Protecting Indian households from life risks: Are endowment plans enough?The life cover offered, per rupee of premium paid, varies by product. Endowment plans, being composite plans, offer a small life cover per rupee of premium paid compared to term plans. A nominal life cover of Rs. 1 lakh for a 30-year-old would cost around Rs. 5,000 per annum under a 20-year endowment plan. The same premium would provide a life cover of over Rs. 10 lakhs under a 20-year term life plan.
While term plans seek actuarially determined premiums only for life cover, endowment plan premiums encompass two components — a sum that goes towards buying life cover and the remaining that goes towards investment. Endowment plans are thus primarily investment products by function, and they significantly fall short on life cover needs.Adequate life cover should ideally ensure that families are protected against life risks, by helping them tide over the resultant income loss over at least a few years. The low life cover of endowment plans is a serious concern since it gives a false sense of security. In the above example, a Rs. 1 lakh death benefit paid to the family of a 30-year-old who earned Rs. 20,000 per month would be grossly inadequate to cover lost income for even a year. This does not help the cause of closing the mortality protection gap in the country (measured as a percentage of protection needs), which stood at 83% in 2019.Do endowment plans make good investments?As an investment instrument, endowment plans typically provide suboptimal returns. For example, participating endowment plans, i.e., where the insurer’s profits are shared with policyholders, provide a return of only around four per cent to five per cent per annum on the premium paid. One might argue that these returns are justified as they provide a safe, low-risk avenue for households to park their savings. However, the returns offered under these products fail to cover the risk of inflation, considering their long-term nature.

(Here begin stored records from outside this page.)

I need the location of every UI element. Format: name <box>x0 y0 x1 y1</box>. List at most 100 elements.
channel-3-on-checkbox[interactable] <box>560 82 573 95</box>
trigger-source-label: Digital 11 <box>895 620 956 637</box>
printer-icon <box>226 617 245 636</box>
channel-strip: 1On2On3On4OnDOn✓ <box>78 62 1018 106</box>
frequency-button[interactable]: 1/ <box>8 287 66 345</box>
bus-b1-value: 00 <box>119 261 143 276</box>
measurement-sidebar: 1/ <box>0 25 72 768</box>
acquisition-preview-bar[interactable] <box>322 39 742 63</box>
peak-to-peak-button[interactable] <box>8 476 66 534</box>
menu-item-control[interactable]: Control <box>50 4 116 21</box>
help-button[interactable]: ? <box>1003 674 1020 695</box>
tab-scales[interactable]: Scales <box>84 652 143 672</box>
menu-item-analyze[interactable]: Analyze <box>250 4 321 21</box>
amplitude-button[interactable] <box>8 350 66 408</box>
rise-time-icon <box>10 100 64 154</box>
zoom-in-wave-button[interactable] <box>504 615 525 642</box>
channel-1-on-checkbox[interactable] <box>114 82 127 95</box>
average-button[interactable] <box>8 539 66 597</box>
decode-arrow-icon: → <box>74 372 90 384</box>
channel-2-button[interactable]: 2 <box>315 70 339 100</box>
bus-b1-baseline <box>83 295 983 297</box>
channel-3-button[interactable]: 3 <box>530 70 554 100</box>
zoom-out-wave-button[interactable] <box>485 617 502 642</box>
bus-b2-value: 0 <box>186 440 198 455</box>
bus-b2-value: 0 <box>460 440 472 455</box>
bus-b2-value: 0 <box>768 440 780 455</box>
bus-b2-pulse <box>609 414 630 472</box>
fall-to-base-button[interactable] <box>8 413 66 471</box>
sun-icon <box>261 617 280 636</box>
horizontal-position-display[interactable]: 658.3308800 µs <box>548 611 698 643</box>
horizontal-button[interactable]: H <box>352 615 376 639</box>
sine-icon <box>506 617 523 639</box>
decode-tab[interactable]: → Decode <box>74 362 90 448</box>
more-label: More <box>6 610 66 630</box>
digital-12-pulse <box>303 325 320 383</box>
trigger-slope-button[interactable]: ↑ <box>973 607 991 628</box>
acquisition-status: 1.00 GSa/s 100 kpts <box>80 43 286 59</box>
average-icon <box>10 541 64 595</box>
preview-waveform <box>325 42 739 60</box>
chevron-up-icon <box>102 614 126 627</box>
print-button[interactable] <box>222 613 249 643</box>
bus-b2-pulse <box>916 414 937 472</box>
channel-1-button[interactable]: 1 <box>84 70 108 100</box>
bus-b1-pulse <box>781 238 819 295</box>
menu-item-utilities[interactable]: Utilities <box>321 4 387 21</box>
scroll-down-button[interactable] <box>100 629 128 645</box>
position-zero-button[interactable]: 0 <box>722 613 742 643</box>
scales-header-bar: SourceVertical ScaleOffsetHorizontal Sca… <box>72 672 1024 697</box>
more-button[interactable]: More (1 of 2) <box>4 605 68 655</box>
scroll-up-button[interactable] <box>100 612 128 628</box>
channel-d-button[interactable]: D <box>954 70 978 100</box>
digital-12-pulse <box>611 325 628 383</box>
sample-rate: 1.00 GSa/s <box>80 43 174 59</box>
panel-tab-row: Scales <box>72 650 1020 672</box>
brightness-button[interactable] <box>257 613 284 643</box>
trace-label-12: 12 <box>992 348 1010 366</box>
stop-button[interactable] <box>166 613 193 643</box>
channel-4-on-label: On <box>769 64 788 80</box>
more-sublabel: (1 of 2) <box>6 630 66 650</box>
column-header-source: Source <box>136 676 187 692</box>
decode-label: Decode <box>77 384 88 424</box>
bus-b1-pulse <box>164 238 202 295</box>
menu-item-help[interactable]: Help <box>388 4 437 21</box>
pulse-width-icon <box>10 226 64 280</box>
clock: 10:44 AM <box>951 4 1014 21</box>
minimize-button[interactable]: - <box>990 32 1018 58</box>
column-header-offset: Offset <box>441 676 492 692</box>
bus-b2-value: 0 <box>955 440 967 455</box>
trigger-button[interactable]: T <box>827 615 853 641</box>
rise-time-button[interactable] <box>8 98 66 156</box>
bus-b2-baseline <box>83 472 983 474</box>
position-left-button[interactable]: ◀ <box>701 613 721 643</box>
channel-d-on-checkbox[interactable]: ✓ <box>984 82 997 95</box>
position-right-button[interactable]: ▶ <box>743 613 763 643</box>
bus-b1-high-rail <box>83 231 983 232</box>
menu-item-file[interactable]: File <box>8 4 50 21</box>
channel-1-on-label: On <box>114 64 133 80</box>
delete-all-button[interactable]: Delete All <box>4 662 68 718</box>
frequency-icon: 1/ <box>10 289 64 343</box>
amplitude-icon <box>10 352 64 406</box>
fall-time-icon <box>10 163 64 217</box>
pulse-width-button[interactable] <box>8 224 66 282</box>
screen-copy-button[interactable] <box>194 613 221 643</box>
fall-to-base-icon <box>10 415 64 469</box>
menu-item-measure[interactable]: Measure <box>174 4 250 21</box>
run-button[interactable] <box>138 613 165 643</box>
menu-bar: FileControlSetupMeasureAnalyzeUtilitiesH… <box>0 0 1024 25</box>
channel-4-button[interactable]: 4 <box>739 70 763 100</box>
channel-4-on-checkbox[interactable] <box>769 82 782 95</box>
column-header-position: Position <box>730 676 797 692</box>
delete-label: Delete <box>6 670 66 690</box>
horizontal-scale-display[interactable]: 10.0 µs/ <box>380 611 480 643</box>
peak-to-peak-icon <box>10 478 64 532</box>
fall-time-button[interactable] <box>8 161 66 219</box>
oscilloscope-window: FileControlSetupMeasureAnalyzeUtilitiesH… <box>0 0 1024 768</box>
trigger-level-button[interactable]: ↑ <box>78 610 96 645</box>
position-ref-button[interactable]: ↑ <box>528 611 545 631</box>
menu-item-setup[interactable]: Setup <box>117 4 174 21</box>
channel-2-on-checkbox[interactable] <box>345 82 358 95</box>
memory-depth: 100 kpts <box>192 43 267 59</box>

Further, a product feature that does not get prominence in sales conversations is their surrender terms. Endowment plans require regular premium payment, and policy surrender terms heavily penalise policyholders for premature exit. Such withdrawals can result in a significant loss of invested money. For instance, if a policyholder were to surrender the Rs. 1 lakh cover 20-year endowment plan after paying a cumulative premium of Rs. 25,000 for 5 years, the insurance company would return only around Rs. 12,000.
The low returns and inflexible surrender terms make endowment plans unsuitable as an investment option for most Indian households. Studies have shown that households stand to do much better, on both life cover and investment returns, by buying a term plan and investing the rest in alternative instruments such as Public Provident Fund (PPF) accounts than by directing the whole amount to an endowment plan.Have endowment plans outlived their time?The expert committee set up by the Ministry of Finance in 2014 and chaired by Sumit Bose, former finance secretary traced the genesis of traditional plans, such as endowment plans to the nascent financial markets of a newly independent India. With underdeveloped capital and bond markets and consequently limited investment avenues for the public, these plans provided an alternative channel to mobilise household savings. For households, traditional life insurance plans offered a low-risk investment avenue with life cover. However, the financial markets have advanced since then, prompting the committee to question the lack of reform in these plans.
With decades of presence in the life insurance market and propelled by sales through community-based agent networks, endowment plans have come to represent a default option for most Indian households for their life cover and investment needs. Given that they fail to meet these goals suitably, is it time we critically re-evaluated endowment plans in the present-day context and asked the question how can we better serve these financial needs of Indian households?